FOR IMMEDIATE RELEASE
Contact: Joe O’Leary | Joe.OLeary@cga.ct.gov | 508-479-4969

April 14, 2026

ALONGSIDE FORMER BIDEN DRUG CONTROL POLICY DIRECTOR, CONNECTICUT LAWMAKERS AND ADVOCATES CALL FOR MORE HARM REDUCTION SUPPORT

As the opioid epidemic hits an inflection point – overdose deaths have declined 45% in Connecticut in recent years, but the state still sees more than two drug overdose deaths per day in its communities – advocates called for continued investment and change at the state level, including the development of a comprehensive plan to better address state opioid use.

Joined by Dr. Rahul Gupta, who served as director of the Office of National Drug Control Policy under the Biden Administration, advocates and lawmakers including State Senator Saud Anwar (D-South Windsor) and State Representative Cristin McCarthy Vahey (D-Fairfield), who chair the Public Health Committee, Dr. Scott Burris, director of Temple University’s Center for Public Health Law Research, Professor Robert Heimer, professor of epidemiology and pharmacology at Yale Institute for Global Health, Liz Evans of Liberation Systems and advocates including Dita Bhargawa and Diane Santos, who both lost children to overdoses, and Cameron Breen, a street outreach case manager and drug checking technician, called for the state to renew and improve on its investments in harm reduction, including pursuit of new models of care including overdose prevention centers.

“If we took the start of 2019 and looked at the number of people who died in motor vehicle accidents, firearms, homicide, natural disasters and serving in the military, if you put all of their deaths together, you would get to half of all deaths caused by opioids. It’s the number one preventable cause of death in our country,” said Sen. Anwar. “We’ve lost enough people that it equates to the entire population of a community in half of our state. Other parts of the country are aggressively addressing this while we are still above the national average. We need serious change in how we address this continuing disaster. Our state must invest more to address this continuing crisis and tragedy.”

“This is a really sobering moment, reflecting on more than 8,000 individuals lost in less than a decade,” said Dr. Gupta, who described the federal government’s investment of hundreds of millions of dollars into test strips, Narcan and overdose reversal drugs, risk reduction programs and treatment expansion. “This is important because we can’t save every life we can unless we do what evidence tells us. Every death from overdose is preventable. We need to take action now.”
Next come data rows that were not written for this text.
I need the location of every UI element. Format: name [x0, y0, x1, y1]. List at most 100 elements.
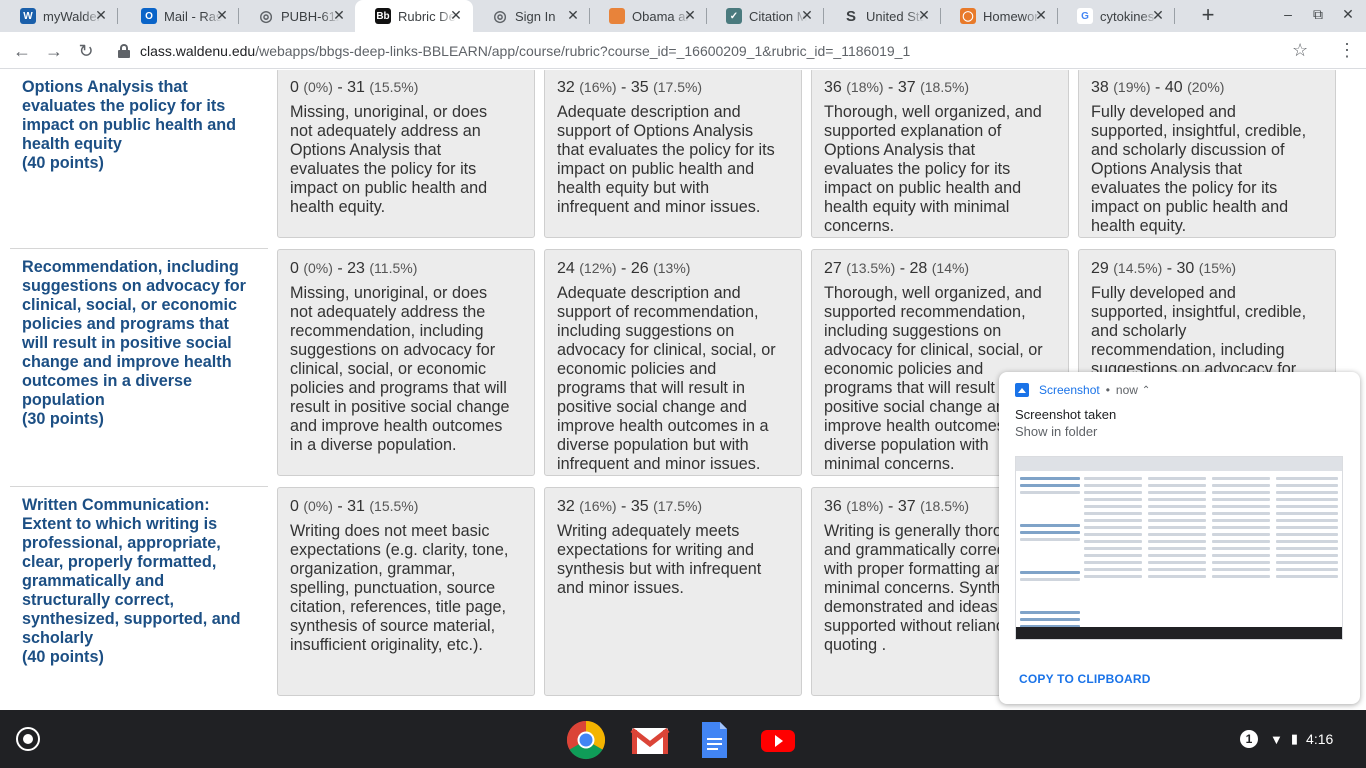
criterion-label: Options Analysis that evaluates the polic… — [22, 78, 258, 173]
close-tab-icon[interactable]: ✕ — [1034, 8, 1048, 22]
url-path: /webapps/bbgs-deep-links-BBLEARN/app/cou… — [255, 43, 911, 59]
rubric-cell[interactable]: 38 (19%) - 40 (20%) Fully developed and su… — [1078, 70, 1336, 238]
rubric-cell[interactable]: 0 (0%) - 31 (15.5%) Missing, unoriginal, … — [277, 70, 535, 238]
level-description: Fully developed and supported, insightful… — [1091, 284, 1323, 379]
url-host: class.waldenu.edu — [140, 43, 256, 59]
close-tab-icon[interactable]: ✕ — [566, 8, 580, 22]
back-icon[interactable]: ← — [10, 39, 34, 63]
score-high-pct: (17.5%) — [653, 79, 703, 95]
browser-tab[interactable]: Bb Rubric Detail✕ — [355, 0, 473, 32]
rubric-cell[interactable]: 32 (16%) - 35 (17.5%) Adequate descriptio… — [544, 70, 802, 238]
browser-tab[interactable]: ✓ Citation Machine✕ — [706, 0, 824, 32]
score-low-pct: (14.5%) — [1113, 260, 1163, 276]
description-line: spelling, punctuation, source — [290, 579, 496, 597]
criterion-label-line: will result in positive social — [22, 334, 232, 352]
rubric-cell[interactable]: 36 (18%) - 37 (18.5%) Thorough, well orga… — [811, 70, 1069, 238]
rubric-cell[interactable]: 0 (0%) - 23 (11.5%) Missing, unoriginal, … — [277, 249, 535, 476]
minimize-button[interactable]: – — [1278, 6, 1298, 26]
youtube-icon[interactable] — [758, 720, 798, 760]
description-line: recommendation, including — [290, 322, 484, 340]
forward-icon[interactable]: → — [42, 39, 66, 63]
criterion-label-line: clinical, social, or economic — [22, 296, 238, 314]
tab-title: United States — [866, 8, 924, 24]
system-tray[interactable]: 1 ▼ ▮ 4:16 — [1240, 727, 1333, 751]
score-low: 27 — [824, 260, 842, 277]
close-tab-icon[interactable]: ✕ — [94, 8, 108, 22]
score-dash: - — [616, 79, 631, 96]
reload-icon[interactable]: ↻ — [74, 39, 98, 63]
launcher-icon[interactable] — [16, 727, 40, 751]
description-line: advocacy for clinical, social, or — [824, 341, 1043, 359]
criterion-label: Recommendation, including suggestions on … — [22, 258, 258, 429]
chrome-icon[interactable] — [566, 720, 606, 760]
close-tab-icon[interactable]: ✕ — [800, 8, 814, 22]
score-high-pct: (11.5%) — [369, 260, 418, 276]
collapse-chevron-icon[interactable]: ⌃ — [1142, 385, 1150, 396]
screenshot-thumbnail[interactable] — [1015, 456, 1343, 640]
criterion-label-line: outcomes in a diverse — [22, 372, 193, 390]
description-line: Fully developed and — [1091, 284, 1236, 302]
score-low-pct: (19%) — [1113, 79, 1151, 95]
score-range: 36 (18%) - 37 (18.5%) — [824, 77, 1056, 98]
close-tab-icon[interactable]: ✕ — [449, 8, 463, 22]
score-low: 0 — [290, 498, 299, 515]
browser-tab[interactable]: ◎ Sign In ✕ — [472, 0, 590, 32]
description-line: Thorough, well organized, and — [824, 103, 1042, 121]
score-high: 31 — [347, 79, 365, 96]
score-low: 36 — [824, 498, 842, 515]
criterion-label-line: policies and programs that — [22, 315, 229, 333]
gmail-icon[interactable] — [630, 720, 670, 760]
notification-app-name: Screenshot — [1039, 383, 1100, 397]
rubric-cell[interactable]: 24 (12%) - 26 (13%) Adequate description … — [544, 249, 802, 476]
browser-tab[interactable]: ◯ Homework ✕ — [940, 0, 1058, 32]
browser-tab[interactable]: ◎ PUBH-6127✕ — [238, 0, 356, 32]
wifi-icon: ▼ — [1270, 731, 1283, 747]
browser-tab[interactable]: O Mail - Rasha✕ — [121, 0, 239, 32]
criterion-label-line: (30 points) — [22, 410, 104, 428]
criterion-label-line: suggestions on advocacy for — [22, 277, 246, 295]
score-dash: - — [616, 260, 631, 277]
maximize-button[interactable]: ⧉ — [1308, 6, 1328, 26]
description-line: synthesis but with infrequent — [557, 560, 762, 578]
description-line: policies and programs that will — [290, 379, 507, 397]
close-tab-icon[interactable]: ✕ — [215, 8, 229, 22]
bookmark-star-icon[interactable]: ☆ — [1292, 40, 1308, 61]
description-line: suggestions on advocacy for — [290, 341, 496, 359]
description-line: that evaluates the policy for its — [557, 141, 775, 159]
criterion-label: Written Communication: Extent to which wr… — [22, 496, 258, 667]
tab-title: PUBH-6127 — [281, 8, 339, 24]
tab-title: cytokines — [1100, 8, 1155, 24]
tab-title: Rubric Detail — [398, 8, 456, 24]
new-tab-button[interactable]: + — [1196, 4, 1220, 28]
browser-tab[interactable]: Gcytokines ✕ — [1057, 0, 1175, 32]
docs-icon[interactable] — [694, 720, 734, 760]
description-line: improve health outcomes in a — [557, 417, 769, 435]
screenshot-notification[interactable]: Screenshot • now ⌃ Screenshot taken Show… — [999, 372, 1360, 704]
copy-to-clipboard-button[interactable]: COPY TO CLIPBOARD — [1019, 672, 1151, 686]
close-tab-icon[interactable]: ✕ — [683, 8, 697, 22]
score-high: 23 — [347, 260, 365, 277]
description-line: diverse population but with — [557, 436, 749, 454]
globe-icon: ◎ — [493, 8, 507, 25]
address-bar[interactable]: class.waldenu.edu/webapps/bbgs-deep-link… — [108, 37, 1320, 65]
criterion-label-line: structurally correct, — [22, 591, 175, 609]
browser-tab[interactable]: WmyWalden ✕ — [0, 0, 118, 32]
description-line: and scholarly — [1091, 322, 1187, 340]
close-window-button[interactable]: ✕ — [1338, 6, 1358, 26]
show-in-folder-link[interactable]: Show in folder — [1015, 424, 1097, 439]
score-low: 0 — [290, 79, 299, 96]
level-description: Fully developed and supported, insightful… — [1091, 103, 1323, 236]
description-line: and minor issues. — [557, 579, 684, 597]
browser-tab[interactable]: Obama and✕ — [589, 0, 707, 32]
close-tab-icon[interactable]: ✕ — [332, 8, 346, 22]
rubric-cell[interactable]: 0 (0%) - 31 (15.5%) Writing does not meet… — [277, 487, 535, 696]
browser-toolbar: ← → ↻ class.waldenu.edu/webapps/bbgs-dee… — [0, 32, 1366, 69]
score-low-pct: (13.5%) — [846, 260, 896, 276]
browser-tab[interactable]: S United States✕ — [823, 0, 941, 32]
rubric-cell[interactable]: 32 (16%) - 35 (17.5%) Writing adequately … — [544, 487, 802, 696]
menu-kebab-icon[interactable]: ⋮ — [1338, 40, 1356, 61]
description-line: Adequate description and — [557, 103, 741, 121]
close-tab-icon[interactable]: ✕ — [1151, 8, 1165, 22]
description-line: clinical, social, or economic — [290, 360, 487, 378]
close-tab-icon[interactable]: ✕ — [917, 8, 931, 22]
“There has never been a new thing in harm reduction someone didn’t say was illegal,” said Dr. Burris, who has extensively studied overdose prevention centers and other overdose response strategies. “Harm reduction has always moved forward and won legal cases because it’s part of the spectrum of clinical services we need to have a comprehensive treatment plan of controlled substance use disorder. You’ll hear people tell you you can’t do that, it’s illegal, but the answer is to see them in court. Passing laws allowing health services to be given to those who need them is how we fix the health care system we have now.”

From a peak of 1,524 overdose deaths in 2021 to 836 deaths according to data from 2025, overdose deaths in the state have plummeted 45% in the last five years, a more significant decline than the national average. While that’s significant progress, it still means 836 family members and friends are dying each year throughout the state.

Public outreach, public service announcements, increased access to anti-opioid agents like Narcan and increased investment in state services have helped reduce the damage, but more can be done. Housing assistance, expanding treatment access and operating mobile opioid treatment programs are among the successful strategies adopted by the state, but with tens of millions of dollars in opioid settlement funds available as well as potential increases in funding at the state level, more investment is possible.

Connecticut needs funding to continue increasing public access to medication countering opioid use disorder, reducing overdose risks and newfound investment in training to support and expand the workforce fighting addiction.